A Retreat for Lay People by Ronald Knox


I now can see why C.S. Lewis called Ronald Knox the wittiest man in Europe. At times I kept forgetting I wasn't reading Chesterton but was reading a collection of Monsignor Knox's talks he'd given on many retreats for us regular folk - a.k.a. lay people.

These are really wonderful because Knox seemingly effortlessly combines practical advice, inspirational thoughts, and unexpected ways to think about God and our relationship with him. I got a kick out of the times when Knox would say "my own translation of this Scripture might give a better sense" and I'd remember that, of course, the Knox Bible was done by this priest who had such a chatty, friendly style in these talks.

I read a chapter each morning with my coffee and it was the perfect start to my day. Here's a sample of some of the down-to-earth yet utterly surprising images that delighted me and have stuck with me.
Being alive to God means something a little more complicated; it means that the thought of God is at the very apex of our unconscious minds all the time, overflowing all the time into our conscious thoughts, our conscious acts. ...

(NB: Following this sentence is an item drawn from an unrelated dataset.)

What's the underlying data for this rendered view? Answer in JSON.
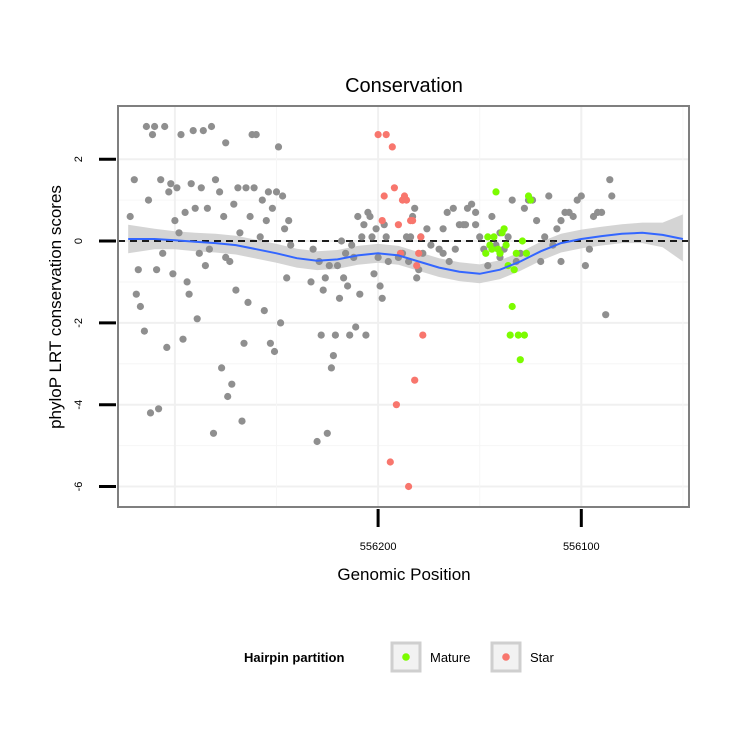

We read of the patriarch Enoch, that he walked with God. We usually, I think, get the wrong idea of that word "walked in the Old Testament. We think of it as if it meant going on a kind of pilgrimage, laboriously plodding on and on, along a path that has been mapped out for you, but of course it doesn't; it means walking up and down, strolling about at your leisure, taking a turn up and down the front lawn—that is the sort of picture we want to have in our minds when we hear about people walking with God. Enoch walked to and fro, went about his daily business and his daily pleasures, but always with God.

If only we were more like that! If only we could walk through the world at God's heels—so close to him, so alive to his presence, that we could share everything with him, refer to him every moment of sunshine, every shadow of uncertainty in our lives; accept everything he sends with conscious gratitude; obey the least whisper of his call! Even if it is sitting in a room where its master is at work, see who the dog, though it is half asleep on the floor, is awake all the time to him; he has merely to throw a word to it and you will hear it rapping its tail on the floor, for very pleasure that some notice has been taken of it—if we could be grateful, instinctively grateful, for every breath of grace that passes over our souls, and acknowledge it, at once, as God's gift!